Человек мира, Стивенс был сильно взволнован движением сецессии. Он боролся с «пожирателями огня» до самого горького конца в своем родном штате, но, как и другие высокомыслящие южане, он вышел вместе со своим содружеством. Лояльность Джорджии была сильнее, чем лояльность нации. Но в новом порядке он сохранил свои старые принципы. Джефферсоновский демократ не мог забыть своих учений. Когда Конфедерация обсуждала свою предложенную Конституцию, он встревожился из-за некоторых свободных разговоров о желательности установления монархии. Его старый друг Боб Тумбс, один из самых способных южных лидеров, довольно откровенно предпочитал английскую систему американской. По-видимому, было немало комментариев подобного рода среди горячих голов тори; но ветер не дул в этом направлении, и такие соломинки были лишь шевелением бродячих водоворотов. Принятая Конституция была более демократичной, чем старый инструмент, — результат, которому Стивенс внес большой вклад.
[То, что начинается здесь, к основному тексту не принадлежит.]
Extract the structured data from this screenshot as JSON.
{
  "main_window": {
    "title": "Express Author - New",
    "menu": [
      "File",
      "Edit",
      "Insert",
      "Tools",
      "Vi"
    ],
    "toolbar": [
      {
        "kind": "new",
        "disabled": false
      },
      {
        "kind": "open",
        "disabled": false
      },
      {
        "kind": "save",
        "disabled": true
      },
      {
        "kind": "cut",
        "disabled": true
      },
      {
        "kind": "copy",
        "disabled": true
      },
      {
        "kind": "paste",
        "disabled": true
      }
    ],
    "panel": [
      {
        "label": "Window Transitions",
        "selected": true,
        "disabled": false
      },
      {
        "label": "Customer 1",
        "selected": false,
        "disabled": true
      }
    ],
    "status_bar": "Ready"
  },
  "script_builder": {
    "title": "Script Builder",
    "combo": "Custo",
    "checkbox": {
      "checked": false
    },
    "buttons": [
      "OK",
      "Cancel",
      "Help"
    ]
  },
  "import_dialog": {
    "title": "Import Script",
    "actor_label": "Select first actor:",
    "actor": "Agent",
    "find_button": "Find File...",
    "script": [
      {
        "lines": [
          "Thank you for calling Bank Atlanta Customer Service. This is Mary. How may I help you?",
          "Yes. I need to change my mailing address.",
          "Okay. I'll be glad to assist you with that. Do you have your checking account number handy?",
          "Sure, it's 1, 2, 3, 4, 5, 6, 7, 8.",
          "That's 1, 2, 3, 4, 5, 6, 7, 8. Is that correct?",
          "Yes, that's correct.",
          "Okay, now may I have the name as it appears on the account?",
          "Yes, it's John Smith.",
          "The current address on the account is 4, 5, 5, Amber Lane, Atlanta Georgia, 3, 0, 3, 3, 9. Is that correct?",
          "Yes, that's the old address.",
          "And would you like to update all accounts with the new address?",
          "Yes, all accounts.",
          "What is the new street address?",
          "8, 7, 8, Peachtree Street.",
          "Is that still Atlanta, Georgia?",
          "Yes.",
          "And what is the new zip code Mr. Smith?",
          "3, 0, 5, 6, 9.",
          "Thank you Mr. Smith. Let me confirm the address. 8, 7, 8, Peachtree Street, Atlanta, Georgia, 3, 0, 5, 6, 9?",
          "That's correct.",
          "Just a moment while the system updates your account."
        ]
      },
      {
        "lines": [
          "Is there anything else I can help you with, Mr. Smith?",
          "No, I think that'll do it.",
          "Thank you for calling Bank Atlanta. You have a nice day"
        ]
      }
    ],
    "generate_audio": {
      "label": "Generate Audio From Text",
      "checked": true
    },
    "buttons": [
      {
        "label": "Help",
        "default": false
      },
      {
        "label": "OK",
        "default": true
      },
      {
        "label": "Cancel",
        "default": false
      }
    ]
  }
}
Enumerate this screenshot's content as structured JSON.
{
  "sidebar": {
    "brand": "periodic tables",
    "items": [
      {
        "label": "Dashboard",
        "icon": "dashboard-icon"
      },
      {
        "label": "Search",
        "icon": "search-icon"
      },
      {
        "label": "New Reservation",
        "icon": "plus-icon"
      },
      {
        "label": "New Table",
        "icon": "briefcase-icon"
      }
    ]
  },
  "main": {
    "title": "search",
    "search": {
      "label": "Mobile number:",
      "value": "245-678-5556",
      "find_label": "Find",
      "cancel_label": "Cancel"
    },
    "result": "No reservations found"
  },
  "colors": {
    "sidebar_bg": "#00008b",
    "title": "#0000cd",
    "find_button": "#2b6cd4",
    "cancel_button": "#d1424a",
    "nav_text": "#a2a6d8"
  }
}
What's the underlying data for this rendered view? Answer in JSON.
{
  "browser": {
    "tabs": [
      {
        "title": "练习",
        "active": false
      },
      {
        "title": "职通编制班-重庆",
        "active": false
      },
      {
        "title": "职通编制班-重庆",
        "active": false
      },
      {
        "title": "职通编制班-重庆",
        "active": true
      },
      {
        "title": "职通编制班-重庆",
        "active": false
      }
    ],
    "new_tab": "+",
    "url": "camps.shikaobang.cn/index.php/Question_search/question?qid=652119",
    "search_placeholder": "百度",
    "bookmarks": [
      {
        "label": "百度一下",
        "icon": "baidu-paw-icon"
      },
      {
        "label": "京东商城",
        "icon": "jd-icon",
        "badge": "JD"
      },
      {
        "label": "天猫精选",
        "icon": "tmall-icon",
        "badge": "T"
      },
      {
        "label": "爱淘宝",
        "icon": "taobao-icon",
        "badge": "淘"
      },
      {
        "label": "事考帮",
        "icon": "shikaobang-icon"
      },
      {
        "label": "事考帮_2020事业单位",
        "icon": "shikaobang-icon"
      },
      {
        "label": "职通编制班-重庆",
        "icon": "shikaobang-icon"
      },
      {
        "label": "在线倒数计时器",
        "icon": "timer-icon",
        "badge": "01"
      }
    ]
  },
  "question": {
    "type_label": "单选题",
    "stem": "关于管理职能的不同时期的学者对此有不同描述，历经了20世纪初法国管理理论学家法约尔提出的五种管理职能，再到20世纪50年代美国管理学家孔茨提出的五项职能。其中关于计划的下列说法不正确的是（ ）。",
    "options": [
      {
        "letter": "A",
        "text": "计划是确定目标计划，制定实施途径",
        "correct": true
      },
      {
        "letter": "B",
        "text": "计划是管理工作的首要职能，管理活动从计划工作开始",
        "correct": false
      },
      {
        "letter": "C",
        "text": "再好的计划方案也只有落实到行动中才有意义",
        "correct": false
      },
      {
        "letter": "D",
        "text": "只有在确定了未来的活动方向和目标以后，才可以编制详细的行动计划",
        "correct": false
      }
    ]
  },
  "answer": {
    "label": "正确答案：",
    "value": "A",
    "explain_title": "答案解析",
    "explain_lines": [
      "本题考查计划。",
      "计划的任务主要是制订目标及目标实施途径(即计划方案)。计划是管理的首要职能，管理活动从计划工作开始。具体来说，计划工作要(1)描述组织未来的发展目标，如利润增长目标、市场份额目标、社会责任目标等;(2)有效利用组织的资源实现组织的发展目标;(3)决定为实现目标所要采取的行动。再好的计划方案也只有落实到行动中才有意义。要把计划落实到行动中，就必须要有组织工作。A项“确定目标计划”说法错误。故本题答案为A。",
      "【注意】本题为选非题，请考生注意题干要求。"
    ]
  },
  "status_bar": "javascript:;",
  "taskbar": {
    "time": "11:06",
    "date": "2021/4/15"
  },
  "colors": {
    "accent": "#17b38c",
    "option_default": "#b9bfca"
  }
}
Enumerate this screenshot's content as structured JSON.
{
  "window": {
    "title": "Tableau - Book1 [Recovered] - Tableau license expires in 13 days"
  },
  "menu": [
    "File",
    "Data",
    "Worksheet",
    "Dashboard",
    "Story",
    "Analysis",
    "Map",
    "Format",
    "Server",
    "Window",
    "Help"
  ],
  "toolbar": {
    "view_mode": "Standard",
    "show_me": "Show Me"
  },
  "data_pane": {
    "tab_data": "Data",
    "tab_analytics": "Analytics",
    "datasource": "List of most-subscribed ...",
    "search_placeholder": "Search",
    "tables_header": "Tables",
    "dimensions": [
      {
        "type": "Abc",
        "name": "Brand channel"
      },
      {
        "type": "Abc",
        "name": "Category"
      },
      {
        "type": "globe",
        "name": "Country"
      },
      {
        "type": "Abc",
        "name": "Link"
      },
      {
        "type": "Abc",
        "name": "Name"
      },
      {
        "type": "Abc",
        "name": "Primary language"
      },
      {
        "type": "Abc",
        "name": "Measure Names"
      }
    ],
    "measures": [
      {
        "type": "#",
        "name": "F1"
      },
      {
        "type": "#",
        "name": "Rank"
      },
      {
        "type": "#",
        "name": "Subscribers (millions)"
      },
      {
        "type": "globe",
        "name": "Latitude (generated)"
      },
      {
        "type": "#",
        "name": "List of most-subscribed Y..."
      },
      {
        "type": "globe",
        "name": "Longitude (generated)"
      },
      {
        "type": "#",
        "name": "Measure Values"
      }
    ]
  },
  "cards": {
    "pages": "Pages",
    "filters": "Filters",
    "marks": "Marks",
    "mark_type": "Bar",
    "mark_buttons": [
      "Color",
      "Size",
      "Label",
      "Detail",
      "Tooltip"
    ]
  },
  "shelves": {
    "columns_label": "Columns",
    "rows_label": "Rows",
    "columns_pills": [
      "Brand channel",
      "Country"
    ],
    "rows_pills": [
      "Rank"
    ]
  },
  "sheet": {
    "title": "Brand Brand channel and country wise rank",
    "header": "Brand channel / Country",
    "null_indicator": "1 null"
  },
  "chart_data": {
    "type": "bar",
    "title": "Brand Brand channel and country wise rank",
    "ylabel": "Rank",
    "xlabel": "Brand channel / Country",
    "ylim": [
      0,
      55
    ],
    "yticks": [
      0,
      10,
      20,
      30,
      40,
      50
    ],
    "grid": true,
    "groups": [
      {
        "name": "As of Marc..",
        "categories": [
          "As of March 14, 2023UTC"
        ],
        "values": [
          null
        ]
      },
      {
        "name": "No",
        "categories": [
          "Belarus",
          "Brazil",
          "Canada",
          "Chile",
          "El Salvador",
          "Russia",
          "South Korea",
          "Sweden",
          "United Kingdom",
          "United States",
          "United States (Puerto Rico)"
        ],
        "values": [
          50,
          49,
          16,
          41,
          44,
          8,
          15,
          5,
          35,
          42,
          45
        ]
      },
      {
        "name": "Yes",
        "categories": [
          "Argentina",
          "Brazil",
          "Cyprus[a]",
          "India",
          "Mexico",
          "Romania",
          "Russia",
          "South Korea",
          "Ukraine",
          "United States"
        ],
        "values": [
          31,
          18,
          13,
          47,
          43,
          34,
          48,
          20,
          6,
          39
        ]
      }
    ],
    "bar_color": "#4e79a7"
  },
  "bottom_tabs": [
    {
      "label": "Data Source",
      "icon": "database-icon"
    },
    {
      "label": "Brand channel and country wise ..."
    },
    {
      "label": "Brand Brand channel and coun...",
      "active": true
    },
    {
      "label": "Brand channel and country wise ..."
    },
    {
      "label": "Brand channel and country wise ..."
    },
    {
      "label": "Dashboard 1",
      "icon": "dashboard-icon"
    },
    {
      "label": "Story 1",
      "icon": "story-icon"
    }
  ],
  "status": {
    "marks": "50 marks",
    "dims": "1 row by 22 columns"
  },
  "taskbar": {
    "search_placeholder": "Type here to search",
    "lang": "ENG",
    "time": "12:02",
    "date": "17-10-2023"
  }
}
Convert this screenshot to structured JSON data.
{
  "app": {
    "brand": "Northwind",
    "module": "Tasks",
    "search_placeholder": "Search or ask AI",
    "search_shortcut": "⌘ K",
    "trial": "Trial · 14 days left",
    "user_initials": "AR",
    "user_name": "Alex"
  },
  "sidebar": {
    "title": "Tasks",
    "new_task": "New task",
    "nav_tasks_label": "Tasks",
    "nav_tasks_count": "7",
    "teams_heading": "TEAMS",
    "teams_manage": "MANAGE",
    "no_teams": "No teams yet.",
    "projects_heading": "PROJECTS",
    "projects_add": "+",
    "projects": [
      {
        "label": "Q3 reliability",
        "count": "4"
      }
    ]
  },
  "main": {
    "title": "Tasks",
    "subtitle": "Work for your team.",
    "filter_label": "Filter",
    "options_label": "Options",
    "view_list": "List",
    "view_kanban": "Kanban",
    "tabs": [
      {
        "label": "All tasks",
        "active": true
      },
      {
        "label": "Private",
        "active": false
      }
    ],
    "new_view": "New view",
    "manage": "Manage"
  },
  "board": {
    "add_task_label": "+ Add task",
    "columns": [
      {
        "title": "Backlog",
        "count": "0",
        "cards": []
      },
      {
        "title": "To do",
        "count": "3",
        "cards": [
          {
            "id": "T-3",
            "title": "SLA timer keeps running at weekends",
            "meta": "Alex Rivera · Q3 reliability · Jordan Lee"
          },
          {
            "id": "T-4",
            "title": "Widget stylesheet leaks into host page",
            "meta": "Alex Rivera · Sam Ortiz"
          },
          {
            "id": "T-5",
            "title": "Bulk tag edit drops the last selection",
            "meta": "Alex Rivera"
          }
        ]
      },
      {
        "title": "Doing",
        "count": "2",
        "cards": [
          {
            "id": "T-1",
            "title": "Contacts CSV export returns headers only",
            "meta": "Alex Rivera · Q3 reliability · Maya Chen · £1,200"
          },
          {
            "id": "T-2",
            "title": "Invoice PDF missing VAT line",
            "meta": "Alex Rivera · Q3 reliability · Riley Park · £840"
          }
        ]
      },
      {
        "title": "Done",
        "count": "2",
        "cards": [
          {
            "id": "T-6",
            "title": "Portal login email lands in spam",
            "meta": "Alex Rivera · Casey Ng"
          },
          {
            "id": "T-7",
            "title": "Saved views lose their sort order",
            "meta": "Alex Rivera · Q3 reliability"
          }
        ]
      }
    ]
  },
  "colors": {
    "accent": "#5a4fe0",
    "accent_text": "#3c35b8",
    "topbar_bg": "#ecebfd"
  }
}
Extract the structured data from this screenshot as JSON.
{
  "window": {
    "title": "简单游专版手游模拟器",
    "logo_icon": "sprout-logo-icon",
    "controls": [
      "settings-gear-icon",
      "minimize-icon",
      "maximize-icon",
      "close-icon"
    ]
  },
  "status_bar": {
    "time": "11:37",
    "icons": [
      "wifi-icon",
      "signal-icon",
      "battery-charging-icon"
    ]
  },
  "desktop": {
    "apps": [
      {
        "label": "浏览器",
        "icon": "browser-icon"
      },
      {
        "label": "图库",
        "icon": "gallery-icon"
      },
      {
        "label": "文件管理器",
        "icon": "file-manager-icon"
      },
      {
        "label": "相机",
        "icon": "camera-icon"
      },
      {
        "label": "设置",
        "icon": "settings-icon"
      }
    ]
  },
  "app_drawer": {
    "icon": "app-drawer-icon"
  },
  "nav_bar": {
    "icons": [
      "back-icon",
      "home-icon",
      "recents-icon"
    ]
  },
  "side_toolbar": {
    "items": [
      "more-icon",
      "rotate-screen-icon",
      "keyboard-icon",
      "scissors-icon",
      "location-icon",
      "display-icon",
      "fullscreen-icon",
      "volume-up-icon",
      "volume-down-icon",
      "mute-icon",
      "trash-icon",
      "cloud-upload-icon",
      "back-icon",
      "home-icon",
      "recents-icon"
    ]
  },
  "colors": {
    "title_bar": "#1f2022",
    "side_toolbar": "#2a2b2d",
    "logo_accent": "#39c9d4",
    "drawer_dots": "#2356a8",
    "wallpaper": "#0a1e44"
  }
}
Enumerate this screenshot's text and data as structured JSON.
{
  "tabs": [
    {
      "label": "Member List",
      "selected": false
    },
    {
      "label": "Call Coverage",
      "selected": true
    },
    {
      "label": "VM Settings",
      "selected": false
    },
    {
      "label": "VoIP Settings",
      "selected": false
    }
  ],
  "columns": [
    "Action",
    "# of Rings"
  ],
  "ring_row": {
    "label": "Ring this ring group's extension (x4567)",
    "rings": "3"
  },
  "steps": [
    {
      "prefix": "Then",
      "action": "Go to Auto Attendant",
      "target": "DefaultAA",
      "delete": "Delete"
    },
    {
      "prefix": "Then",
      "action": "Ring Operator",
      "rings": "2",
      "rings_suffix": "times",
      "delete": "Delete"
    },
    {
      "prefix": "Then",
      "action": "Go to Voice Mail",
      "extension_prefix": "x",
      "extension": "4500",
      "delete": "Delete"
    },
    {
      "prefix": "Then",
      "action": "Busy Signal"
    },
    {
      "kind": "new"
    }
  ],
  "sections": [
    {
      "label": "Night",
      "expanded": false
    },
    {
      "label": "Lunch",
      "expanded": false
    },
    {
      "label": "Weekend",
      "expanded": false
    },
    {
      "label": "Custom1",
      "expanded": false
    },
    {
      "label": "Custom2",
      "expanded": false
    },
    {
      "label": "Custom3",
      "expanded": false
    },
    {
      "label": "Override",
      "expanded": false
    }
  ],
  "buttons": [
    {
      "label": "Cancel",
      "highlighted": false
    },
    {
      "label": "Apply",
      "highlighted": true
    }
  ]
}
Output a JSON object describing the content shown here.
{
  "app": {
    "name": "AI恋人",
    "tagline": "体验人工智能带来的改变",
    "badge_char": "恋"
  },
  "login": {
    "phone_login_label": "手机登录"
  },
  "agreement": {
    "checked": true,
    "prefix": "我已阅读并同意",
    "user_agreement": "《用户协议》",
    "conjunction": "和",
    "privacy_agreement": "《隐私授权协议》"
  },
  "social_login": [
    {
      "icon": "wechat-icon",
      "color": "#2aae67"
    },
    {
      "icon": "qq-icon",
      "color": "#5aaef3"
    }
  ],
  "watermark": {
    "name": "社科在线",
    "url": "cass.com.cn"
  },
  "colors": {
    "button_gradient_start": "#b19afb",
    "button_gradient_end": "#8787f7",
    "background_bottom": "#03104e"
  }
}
Будучи вице-президентом Конфедерации, он провозгласил себя особым хранителем конституционной свободы, и его ревнивая забота о том, что он считал административными узурпациями власти, привела к серьезным разногласиям с президентом Дэвисом. Даже в неотложных кризисах войны он не хотел санкционировать использование экстраконституционных полномочий. Он знал лучше других, что власть растет от того, чем она питается, что слишком часто война разрушает свободу, которой она претендует служить. Выиграть войну и проиграть мир, отделиться в защиту конституционных прав, а затем покорно уступить их, казалось ему жалким концом, и когда президент Дэвис приостановил право хабеас корпус, а его генералы провозгласили военное положение, он встревожился. «Все такие приказы», — сказал он, — «являются явными и опасными узурпациями, и если им позволить продолжаться, они закончатся военным деспотизмом.... Лучше, по моему суждению, чтобы Ричмонд пал и чтобы армии врага смели всю нашу страну от Потомака до залива, чем чтобы наш народ покорно уступил повиновению одному из этих эдиктов наших собственных генералов» (Pendleton, Alexander H. Stephens, p. 292). Свободу слова он не позволил бы ограничивать ни под каким предлогом. Приостановку гражданского закона он считал угрозой, направленной против каждого гражданина Юга. Он слышал, сказал он, что одной из целей акта было «контролировать определенные выборы и определенные ожидаемые собрания в Северной Каролине» — где было много недовольства — «надеть намордник на определенные прессы и удила в рот определенным ораторам этого штата. Если это так, я считаю это более опасным для общественной свободы» (ibid., p. 313). На вопрос: «Разве вы не можете доверять президенту?» — он ответил словами, которые заслуживают того, чтобы их помнили:

На вопрос о том, не хочу ли я или не могу ли я доверить ему эти высокие полномочия, не предоставленные Конституцией, мой ответ таков: я категорически против всего, что выглядит или склоняется к диктатуре в этой стране. Нет человека живущего, и нет ни одного из прославленных мертвых, кому, если бы он сейчас жил, я бы так доверился.... Я бы не повернулся на каблуках, чтобы выбирать между хозяевами. Я не был рожден, чтобы признавать хозяина ни с Севера, ни с Юга. Я никогда не буду выбирать между кандидатами на эту должность. У меня нет желания или стремления жить после деградации моей страны, и у меня нет намерения пережить ее свободы, если жизнь является необходимой жертвой их поддержания в меру моих способностей. (Ibid., pp. 313–314.)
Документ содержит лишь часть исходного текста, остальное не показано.